Mitchell_Porter comments on AGI Ruin: A List of Lethalities

Mitchell_Porter 6 Jun 2022 5:21 UTC
36 points
12
What concerns me the most is the lack of any coherent effort anywhere, towards solving the biggest problem: identifying a goal (value system, utility function, decision theory, decision architecture...) suitable for an autonomous superhuman AI.
In these discussions, Coherent Extrapolated Volition (CEV) is the usual concrete formulation of what such a goal might be. But I’ve now learned that MIRI’s central strategy is not to finish figuring out the theory and practice of CEV—that’s considered too hard (see item 24 in this post). Instead, the hope is to use safe AGI to freeze all unsafe AGI development everywhere, for long enough that humanity can properly figure out what to do. Presumably this freeze (the “pivotal act”) would be carried out by whichever government or corporation or university crossed the AGI threshold first; ideally there might even become a consensus among many of the contenders that this is the right thing to do.
I think it’s very appropriate that some thought along these lines be carried out. If AGI is a threat to the human race, and it arrives before we know how to safely set it free, then we will need ways to try to neutralize that dangerous potential. But I also think it’s vital that we try to solve that biggest problem, e.g. by figuring out how to concretely implement CEV. And if one is concerned that this is just too much for human intellect to figure out, remember that AI capabilities are rising. If humans can’t figure out CEV unaided, maybe they can do it with the help of AI. To me, that’s the critical pathway that we should be analyzing.
P.S. I have many more thoughts on what this might involve, but I don’t know when I will be able to sort through them all. So for now I will just list a few people whose work is on my shortlist of definitely or potentially relevant (certainly not a complete list): June Ku, Vanessa Kosoy, Jessica Taylor, Steven Byrnes, Stuart Armstrong.
- Quintin Pope 6 Jun 2022 6:27 UTC
  21 points
  8
  Parent
  There’s shard theory, which aims to describe the process by which values form in humans.
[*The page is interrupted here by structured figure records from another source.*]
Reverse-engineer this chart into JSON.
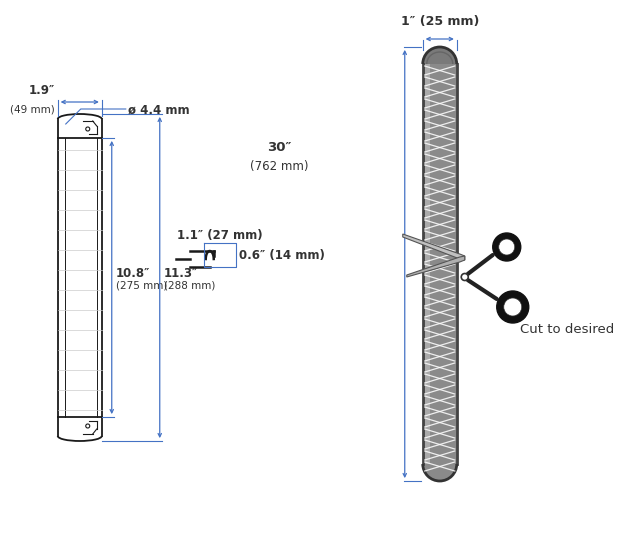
{
  "bg_color": "#ffffff",
  "line_color": "#1a1a1a",
  "dim_color": "#4472c4",
  "dim_text_color": "#333333",
  "dims": {
    "width_19": {
      "label": "1.9″",
      "sublabel": "(49 mm)"
    },
    "dia_44": {
      "label": "ø 4.4 mm"
    },
    "height_108": {
      "label": "10.8″",
      "sublabel": "(275 mm)"
    },
    "height_113": {
      "label": "11.3″",
      "sublabel": "(288 mm)"
    },
    "clip_w": {
      "label": "1.1″ (27 mm)"
    },
    "clip_h": {
      "label": "0.6″ (14 mm)"
    },
    "tube_len": {
      "label": "30″",
      "sublabel": "(762 mm)"
    },
    "tube_w": {
      "label": "1″ (25 mm)"
    }
  },
  "cut_text": "Cut to desired"
}
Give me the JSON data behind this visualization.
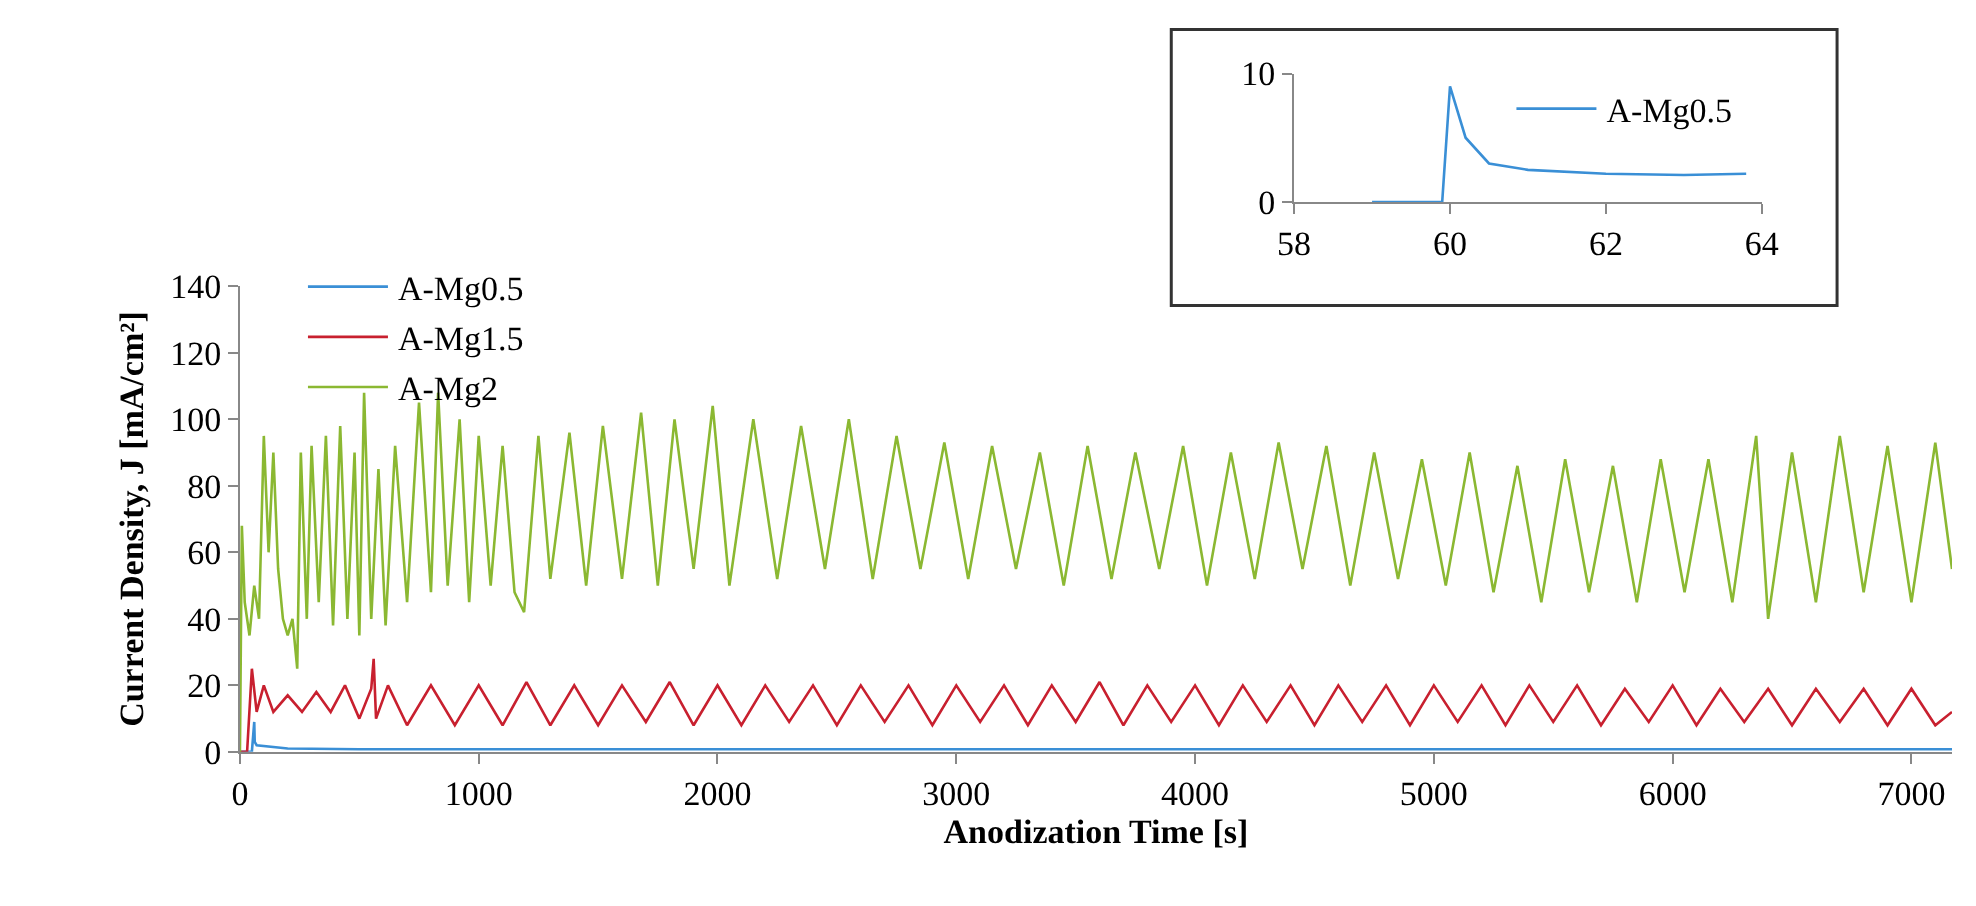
{
  "chart_data": [
    {
      "type": "line",
      "xlabel": "Anodization Time [s]",
      "ylabel": "Current Density, J [mA/cm²]",
      "xlim": [
        0,
        7170
      ],
      "ylim": [
        0,
        140
      ],
      "xticks": [
        0,
        1000,
        2000,
        3000,
        4000,
        5000,
        6000,
        7000
      ],
      "yticks": [
        0,
        20,
        40,
        60,
        80,
        100,
        120,
        140
      ],
      "grid": false,
      "legend": "top left",
      "marker": "none",
      "line_style": "solid",
      "series": [
        {
          "name": "A-Mg0.5",
          "color": "#3a8fd6",
          "x": [
            0,
            50,
            60,
            62,
            70,
            200,
            500,
            7170
          ],
          "values": [
            0,
            0,
            9,
            3,
            2,
            1,
            0.8,
            0.8
          ]
        },
        {
          "name": "A-Mg1.5",
          "color": "#c8202f",
          "x": [
            0,
            30,
            50,
            70,
            100,
            140,
            200,
            260,
            320,
            380,
            440,
            500,
            550,
            560,
            570,
            620,
            700,
            800,
            900,
            1000,
            1100,
            1200,
            1300,
            1400,
            1500,
            1600,
            1700,
            1800,
            1900,
            2000,
            2100,
            2200,
            2300,
            2400,
            2500,
            2600,
            2700,
            2800,
            2900,
            3000,
            3100,
            3200,
            3300,
            3400,
            3500,
            3600,
            3700,
            3800,
            3900,
            4000,
            4100,
            4200,
            4300,
            4400,
            4500,
            4600,
            4700,
            4800,
            4900,
            5000,
            5100,
            5200,
            5300,
            5400,
            5500,
            5600,
            5700,
            5800,
            5900,
            6000,
            6100,
            6200,
            6300,
            6400,
            6500,
            6600,
            6700,
            6800,
            6900,
            7000,
            7100,
            7170
          ],
          "values": [
            0,
            0,
            25,
            12,
            20,
            12,
            17,
            12,
            18,
            12,
            20,
            10,
            19,
            28,
            10,
            20,
            8,
            20,
            8,
            20,
            8,
            21,
            8,
            20,
            8,
            20,
            9,
            21,
            8,
            20,
            8,
            20,
            9,
            20,
            8,
            20,
            9,
            20,
            8,
            20,
            9,
            20,
            8,
            20,
            9,
            21,
            8,
            20,
            9,
            20,
            8,
            20,
            9,
            20,
            8,
            20,
            9,
            20,
            8,
            20,
            9,
            20,
            8,
            20,
            9,
            20,
            8,
            19,
            9,
            20,
            8,
            19,
            9,
            19,
            8,
            19,
            9,
            19,
            8,
            19,
            8,
            12
          ]
        },
        {
          "name": "A-Mg2",
          "color": "#8bb832",
          "x": [
            0,
            8,
            20,
            40,
            60,
            80,
            100,
            120,
            140,
            160,
            180,
            200,
            220,
            240,
            255,
            280,
            300,
            330,
            360,
            390,
            420,
            450,
            480,
            500,
            520,
            550,
            580,
            610,
            650,
            700,
            750,
            800,
            830,
            870,
            920,
            960,
            1000,
            1050,
            1100,
            1150,
            1190,
            1250,
            1300,
            1380,
            1450,
            1520,
            1600,
            1680,
            1750,
            1820,
            1900,
            1980,
            2050,
            2150,
            2250,
            2350,
            2450,
            2550,
            2650,
            2750,
            2850,
            2950,
            3050,
            3150,
            3250,
            3350,
            3450,
            3550,
            3650,
            3750,
            3850,
            3950,
            4050,
            4150,
            4250,
            4350,
            4450,
            4550,
            4650,
            4750,
            4850,
            4950,
            5050,
            5150,
            5250,
            5350,
            5450,
            5550,
            5650,
            5750,
            5850,
            5950,
            6050,
            6150,
            6250,
            6350,
            6400,
            6500,
            6600,
            6700,
            6800,
            6900,
            7000,
            7100,
            7170
          ],
          "values": [
            0,
            68,
            45,
            35,
            50,
            40,
            95,
            60,
            90,
            55,
            40,
            35,
            40,
            25,
            90,
            40,
            92,
            45,
            95,
            38,
            98,
            40,
            90,
            35,
            108,
            40,
            85,
            38,
            92,
            45,
            105,
            48,
            108,
            50,
            100,
            45,
            95,
            50,
            92,
            48,
            42,
            95,
            52,
            96,
            50,
            98,
            52,
            102,
            50,
            100,
            55,
            104,
            50,
            100,
            52,
            98,
            55,
            100,
            52,
            95,
            55,
            93,
            52,
            92,
            55,
            90,
            50,
            92,
            52,
            90,
            55,
            92,
            50,
            90,
            52,
            93,
            55,
            92,
            50,
            90,
            52,
            88,
            50,
            90,
            48,
            86,
            45,
            88,
            48,
            86,
            45,
            88,
            48,
            88,
            45,
            95,
            40,
            90,
            45,
            95,
            48,
            92,
            45,
            93,
            55
          ]
        }
      ]
    },
    {
      "type": "line",
      "xlim": [
        58,
        64
      ],
      "ylim": [
        0,
        10
      ],
      "xticks": [
        58,
        60,
        62,
        64
      ],
      "yticks": [
        0,
        10
      ],
      "grid": false,
      "legend": "top right",
      "marker": "none",
      "line_style": "solid",
      "series": [
        {
          "name": "A-Mg0.5",
          "color": "#3a8fd6",
          "x": [
            59,
            59.9,
            60,
            60.2,
            60.5,
            61,
            62,
            63,
            63.8
          ],
          "values": [
            0,
            0,
            9,
            5,
            3,
            2.5,
            2.2,
            2.1,
            2.2
          ]
        }
      ]
    }
  ]
}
The eventual aim is to understand value formation well enough that we can do it in an AI system. I also think figuring out human values, value reflection and moral philosophy might actually be a lot easier than we assume. E.g., the continuous perspective on agency / values is pretty compelling to me and changes things a lot, IMO.
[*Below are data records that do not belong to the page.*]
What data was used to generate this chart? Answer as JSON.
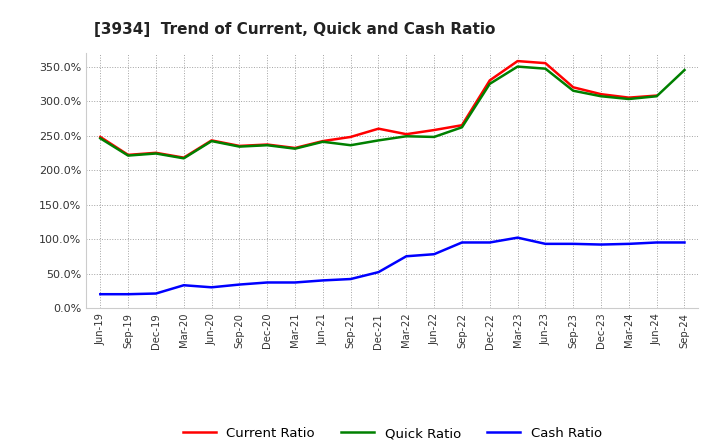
{
  "title": "[3934]  Trend of Current, Quick and Cash Ratio",
  "labels": [
    "Jun-19",
    "Sep-19",
    "Dec-19",
    "Mar-20",
    "Jun-20",
    "Sep-20",
    "Dec-20",
    "Mar-21",
    "Jun-21",
    "Sep-21",
    "Dec-21",
    "Mar-22",
    "Jun-22",
    "Sep-22",
    "Dec-22",
    "Mar-23",
    "Jun-23",
    "Sep-23",
    "Dec-23",
    "Mar-24",
    "Jun-24",
    "Sep-24"
  ],
  "current_ratio": [
    248,
    222,
    225,
    218,
    243,
    235,
    237,
    232,
    242,
    248,
    260,
    252,
    258,
    265,
    330,
    358,
    355,
    320,
    310,
    305,
    308,
    null
  ],
  "quick_ratio": [
    246,
    221,
    224,
    217,
    242,
    234,
    236,
    231,
    241,
    236,
    243,
    249,
    248,
    262,
    325,
    350,
    347,
    315,
    307,
    303,
    307,
    345
  ],
  "cash_ratio": [
    20,
    20,
    21,
    33,
    30,
    34,
    37,
    37,
    40,
    42,
    52,
    75,
    78,
    95,
    95,
    102,
    93,
    93,
    92,
    93,
    95,
    95
  ],
  "current_color": "#ff0000",
  "quick_color": "#008000",
  "cash_color": "#0000ff",
  "bg_color": "#ffffff",
  "grid_color": "#999999",
  "ylim": [
    0,
    370
  ],
  "yticks": [
    0,
    50,
    100,
    150,
    200,
    250,
    300,
    350
  ],
  "legend_labels": [
    "Current Ratio",
    "Quick Ratio",
    "Cash Ratio"
  ],
  "line_width": 1.8,
  "title_fontsize": 11
}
- Trevor Cappallo 20 Jun 2022 15:34 UTC
  −28 points
  −19
  Parent
  Here’s an outside-the-box suggestion:
  Clearly the development of any AGI is an enormous risk. While I can’t back this up with any concrete argument, a couple decades of working with math and CS problems gives me a gut intuition that statements like “I figure there’s a 50-50 chance it’ll kill us”, or even a “5-15% everything works out” are wildly off. I suspect this is the sort of issue where the probability of survival is funneled to something more like either $> 0.9999$ or $< 0.0001$ , of which the latter currently seems far more likely.
  Has anyone discussed the concept of deliberately trying to precipitate a global nuclear war? I’m half kidding, but half not; if the risk is really so great and so imminent and potentially final as many on here suspect, then a near-extinction-event like that (presumably wiping out the infrastructure for GPU farms for a long time to come) which wouldn’t actually wipe out the race but could buy time to work the problem (or at least pass the buck to our descendants) could conceivably be preferable.
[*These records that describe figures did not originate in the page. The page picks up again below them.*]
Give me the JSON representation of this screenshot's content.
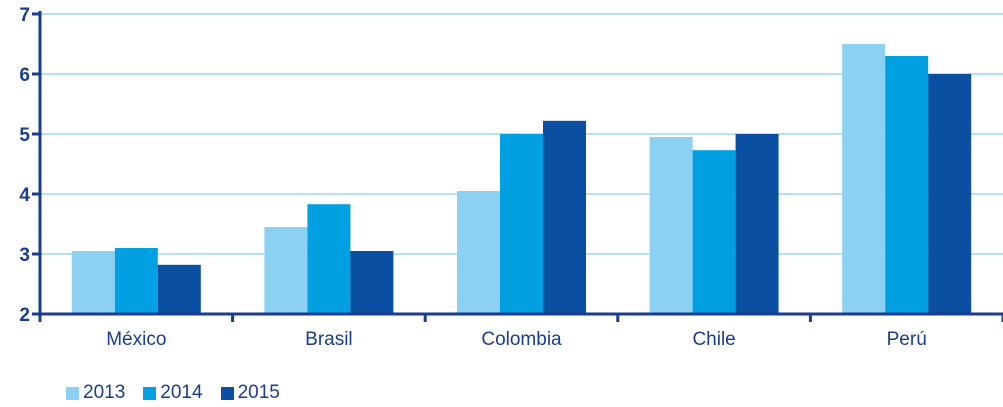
{
  "chart_data": {
    "type": "bar",
    "categories": [
      "México",
      "Brasil",
      "Colombia",
      "Chile",
      "Perú"
    ],
    "series": [
      {
        "name": "2013",
        "color": "#8dd1f2",
        "values": [
          3.05,
          3.45,
          4.05,
          4.95,
          6.5
        ]
      },
      {
        "name": "2014",
        "color": "#00a0e3",
        "values": [
          3.1,
          3.83,
          5.0,
          4.73,
          6.3
        ]
      },
      {
        "name": "2015",
        "color": "#0b4fa2",
        "values": [
          2.82,
          3.05,
          5.22,
          5.0,
          6.0
        ]
      }
    ],
    "ylim": [
      2,
      7
    ],
    "yticks": [
      "2",
      "3",
      "4",
      "5",
      "6",
      "7"
    ],
    "grid": true,
    "legend_position": "bottom-left",
    "axis_color": "#1a3d8f",
    "grid_color": "#9fd6f2"
  }
}
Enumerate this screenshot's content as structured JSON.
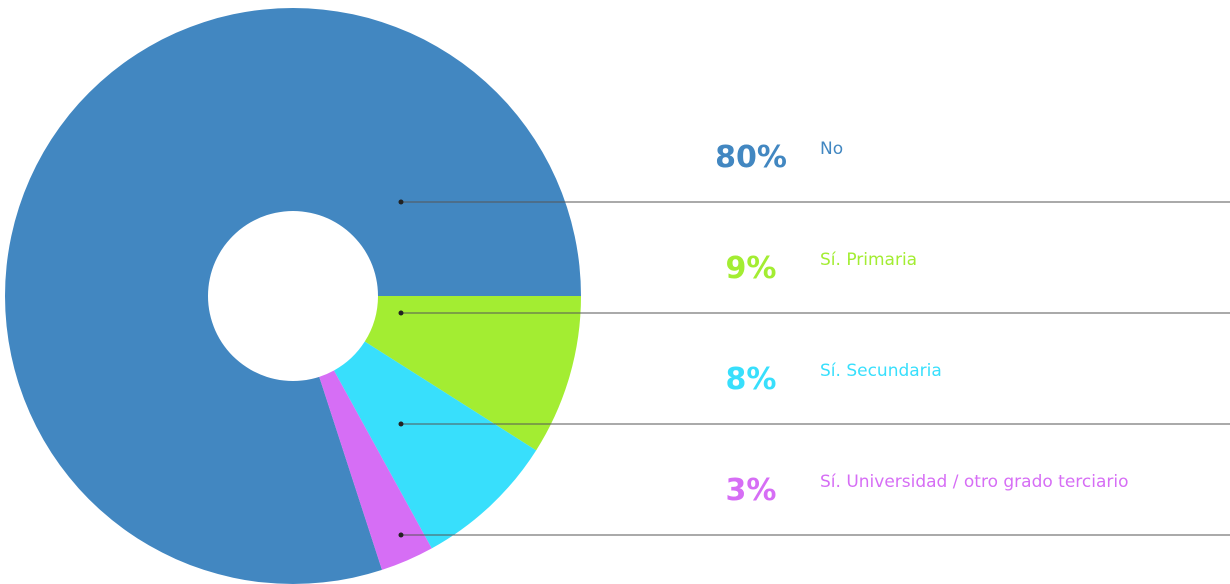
{
  "chart_data": {
    "type": "donut",
    "categories": [
      "No",
      "Sí. Primaria",
      "Sí. Secundaria",
      "Sí. Universidad / otro grado terciario"
    ],
    "values": [
      80,
      9,
      8,
      3
    ],
    "value_labels": [
      "80%",
      "9%",
      "8%",
      "3%"
    ],
    "colors": [
      "#4287c1",
      "#a3ed32",
      "#38dffc",
      "#d66ef5"
    ]
  }
}
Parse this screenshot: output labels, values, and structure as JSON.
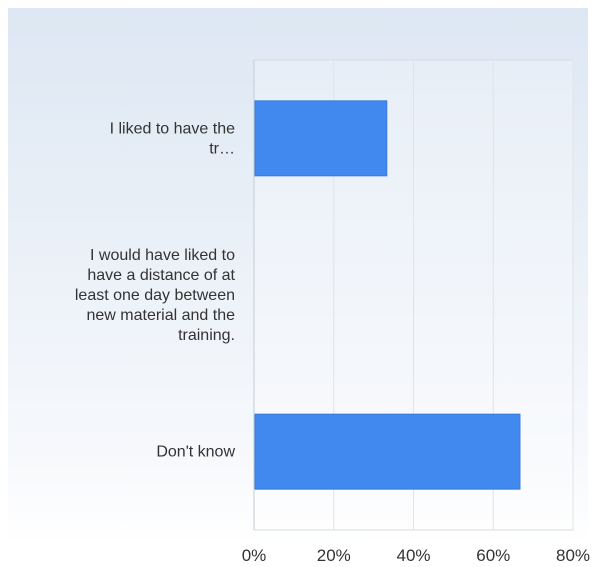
{
  "chart_data": {
    "type": "bar",
    "orientation": "horizontal",
    "categories": [
      "I liked to have the tr…",
      "I would have liked to have a distance of at least one day between new material and the training.",
      "Don't know"
    ],
    "values": [
      33.3,
      0,
      66.7
    ],
    "xlim": [
      0,
      80
    ],
    "x_ticks": [
      "0%",
      "20%",
      "40%",
      "60%",
      "80%"
    ],
    "grid": true,
    "legend": "none",
    "bar_color": "#4189ef",
    "title": "",
    "xlabel": "",
    "ylabel": ""
  }
}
  Obviously, it’s too abhorrent to be a real solution, but it does have the distinct advantage that it’s something that could be done today if the right people wanted to do it, which is especially important given that I’m not at all convinced that we’ll recognize a powerful AGI when we see it, based on how cavalierly everyone is dismissing large language models as nothing more than a sophisticated parlor trick, for instance.
  - trevor 13 Jan 2024 20:25 UTC
    −17 points
    0
    Parent
    Just want to clarify: this isn’t me, I didn’t write this. My last name isn’t Cappallo. I didn’t find out about this comment until today, when I did a Ctrl + f to find a comment I wrote around the time this was posted.
    I’m the victim here, and in fact I have written substantially about the weaponization of random internet randos to manipulate people’s perceptions.
    - Trevor Cappallo 14 Jan 2024 23:19 UTC
      10 points
      6
      Parent
      I confess I am perplexed, as I suspect most people are aware there is more than one Trevor in the world. As you point out, that is not your last name. I have no idea who you are, or why you feel this is some targeted “weaponization.”
    - Zack_M_Davis 13 Jan 2024 21:27 UTC
      9 points
      4
      Parent
      What weaponization? It would seem very odd to describe yourself as being the “victim” of someone else having the same first name as you.